L’indagine è quella sulla Fondazione Open, la “cassaforte” della Leopolda che secondo i magistrati avrebbe agito come una “articolazione” di partito. Nata per sostenere le iniziative politiche dell’ex presidente del Consiglio Matteo Renzi, secondo i pm avrebbe rimborsato spese a parlamentari, messo a loro disposizione carte di credito e bancomat. Nel novembre 2019 i pm fiorentini hanno aperto un fascicolo, ipotizzando il traffico illecito di influenze e il finanziamento illecito ai partiti. Tra gli indagati ci sono Marco Carrai, ex consigliere d’amministrazione della fondazione Open, e Alberto Bianchi già presidente dell’ente. Davide Serra, però, non risulta tra gli indagati, ma solo tra coloro che hanno effettuato «erogazioni liberali sia in favore di Fondazione Open sia della società di diritto lussemburghese Wadi Venture, riconducibile al Carrai». Da qui la prima domanda: perché sequestrare i pc e mail a chi non risulta nemmeno indagato?

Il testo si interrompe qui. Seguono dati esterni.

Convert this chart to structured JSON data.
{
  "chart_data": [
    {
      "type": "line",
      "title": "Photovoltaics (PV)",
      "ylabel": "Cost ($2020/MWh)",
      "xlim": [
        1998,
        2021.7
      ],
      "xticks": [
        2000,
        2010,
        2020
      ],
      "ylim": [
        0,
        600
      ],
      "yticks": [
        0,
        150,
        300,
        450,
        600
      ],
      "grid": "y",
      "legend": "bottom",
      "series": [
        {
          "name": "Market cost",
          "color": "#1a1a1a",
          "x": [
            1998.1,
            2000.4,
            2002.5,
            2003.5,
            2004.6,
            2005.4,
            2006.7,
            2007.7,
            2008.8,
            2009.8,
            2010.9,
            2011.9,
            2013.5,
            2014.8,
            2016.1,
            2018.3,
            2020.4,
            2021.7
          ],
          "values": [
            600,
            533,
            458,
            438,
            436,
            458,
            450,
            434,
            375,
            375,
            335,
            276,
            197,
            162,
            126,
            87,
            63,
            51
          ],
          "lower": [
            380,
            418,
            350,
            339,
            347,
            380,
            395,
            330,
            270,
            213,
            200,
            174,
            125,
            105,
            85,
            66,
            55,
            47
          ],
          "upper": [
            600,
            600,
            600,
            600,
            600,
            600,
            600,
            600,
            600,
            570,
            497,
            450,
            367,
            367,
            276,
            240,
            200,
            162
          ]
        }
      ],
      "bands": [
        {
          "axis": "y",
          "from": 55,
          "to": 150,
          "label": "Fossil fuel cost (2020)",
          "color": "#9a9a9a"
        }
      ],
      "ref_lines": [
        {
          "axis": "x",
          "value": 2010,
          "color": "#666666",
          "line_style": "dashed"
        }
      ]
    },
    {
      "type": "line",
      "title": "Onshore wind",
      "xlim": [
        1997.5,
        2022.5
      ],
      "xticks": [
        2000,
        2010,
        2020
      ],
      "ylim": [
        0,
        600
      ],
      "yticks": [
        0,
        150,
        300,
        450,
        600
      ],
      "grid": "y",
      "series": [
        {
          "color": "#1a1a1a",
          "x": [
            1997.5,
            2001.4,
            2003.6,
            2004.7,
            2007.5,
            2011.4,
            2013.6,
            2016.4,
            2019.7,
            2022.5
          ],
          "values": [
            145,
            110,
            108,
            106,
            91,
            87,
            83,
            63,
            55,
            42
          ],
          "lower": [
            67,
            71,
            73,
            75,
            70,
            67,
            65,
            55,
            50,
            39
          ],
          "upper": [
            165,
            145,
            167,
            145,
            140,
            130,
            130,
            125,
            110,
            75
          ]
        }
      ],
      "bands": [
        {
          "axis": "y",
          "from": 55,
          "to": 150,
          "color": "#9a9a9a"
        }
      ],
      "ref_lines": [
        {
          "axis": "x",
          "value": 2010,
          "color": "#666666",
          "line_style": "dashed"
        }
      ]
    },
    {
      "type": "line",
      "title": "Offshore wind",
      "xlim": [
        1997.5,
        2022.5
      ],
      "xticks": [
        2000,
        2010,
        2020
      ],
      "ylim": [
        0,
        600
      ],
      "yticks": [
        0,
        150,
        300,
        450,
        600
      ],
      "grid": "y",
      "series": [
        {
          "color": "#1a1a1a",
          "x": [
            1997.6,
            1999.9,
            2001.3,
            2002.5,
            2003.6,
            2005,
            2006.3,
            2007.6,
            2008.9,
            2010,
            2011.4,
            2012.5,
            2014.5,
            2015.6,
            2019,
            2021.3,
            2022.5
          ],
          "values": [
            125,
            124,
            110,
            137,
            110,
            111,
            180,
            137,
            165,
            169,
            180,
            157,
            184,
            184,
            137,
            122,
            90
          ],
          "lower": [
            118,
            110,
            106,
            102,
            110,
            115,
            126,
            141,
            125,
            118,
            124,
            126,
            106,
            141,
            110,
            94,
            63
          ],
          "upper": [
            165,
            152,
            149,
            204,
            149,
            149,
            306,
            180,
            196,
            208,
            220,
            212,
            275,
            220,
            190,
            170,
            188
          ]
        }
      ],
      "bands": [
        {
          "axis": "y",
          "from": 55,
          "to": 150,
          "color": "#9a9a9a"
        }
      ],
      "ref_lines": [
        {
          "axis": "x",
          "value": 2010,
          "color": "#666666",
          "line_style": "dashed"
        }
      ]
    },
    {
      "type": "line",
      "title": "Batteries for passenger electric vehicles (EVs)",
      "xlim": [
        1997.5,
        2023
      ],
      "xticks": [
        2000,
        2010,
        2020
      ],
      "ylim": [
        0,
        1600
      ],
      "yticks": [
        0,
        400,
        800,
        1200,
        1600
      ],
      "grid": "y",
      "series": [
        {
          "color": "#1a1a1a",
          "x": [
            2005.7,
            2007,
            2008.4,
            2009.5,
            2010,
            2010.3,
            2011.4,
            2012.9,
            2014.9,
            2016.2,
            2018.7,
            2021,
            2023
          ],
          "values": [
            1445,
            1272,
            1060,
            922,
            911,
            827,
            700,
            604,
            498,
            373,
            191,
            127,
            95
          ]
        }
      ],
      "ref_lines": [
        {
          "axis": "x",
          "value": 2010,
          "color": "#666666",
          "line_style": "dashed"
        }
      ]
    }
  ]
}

Una domanda che per la Cassazione non trova risposta. «Le attività investigative di ricerca della prova», nel caso in questione, erano dunque finalizzate «ad acquisire la vera e propria notizia di reato, dovendosi invero reputare inconsistente sul piano del fumus commissi delicti il mero riscontro di investimenti fatti in favore di una societa` lussemburghese, il cui oggetto e` quello dell'acquisizione di partecipazioni». Il sequestro probatorio presuppone, infatti, «l'individuazione di un fatto costituente reato, individuato nei suoi tratti essenziali di tempo, luogo e azione e in relazione». E per evitare che tale atto sia da considerarsi nullo è dunque necessario indicare quale sia la relazione tra i beni sottoposti a sequestro e l'ipotesi di reato. Ma nell’indagine fiorentina non c’è nulla di tutto ciò. Anzi, «le scarne informazioni fornite» dalla Procura «non consentono in alcun modo di prospettare il tipo di condotta cui sono correlate le attività investigative». E non risulterebbero definiti in alcun modo «i contorni essenziali della vicenda, che dovrebbe ricondursi ad un traffico di influenze, in assenza del riferimento al tipo di mediazione richiesta o all'individuazione della controprestazione da remunerare e soprattutto in relazione alla determinabilità dei pubblici ufficiali, temi cui sarebbero poi da ricondurre le attività investigative di ricerca della prova». lnsomma, è l’intero atto, sin dalla sua genesi, ad essere viziato.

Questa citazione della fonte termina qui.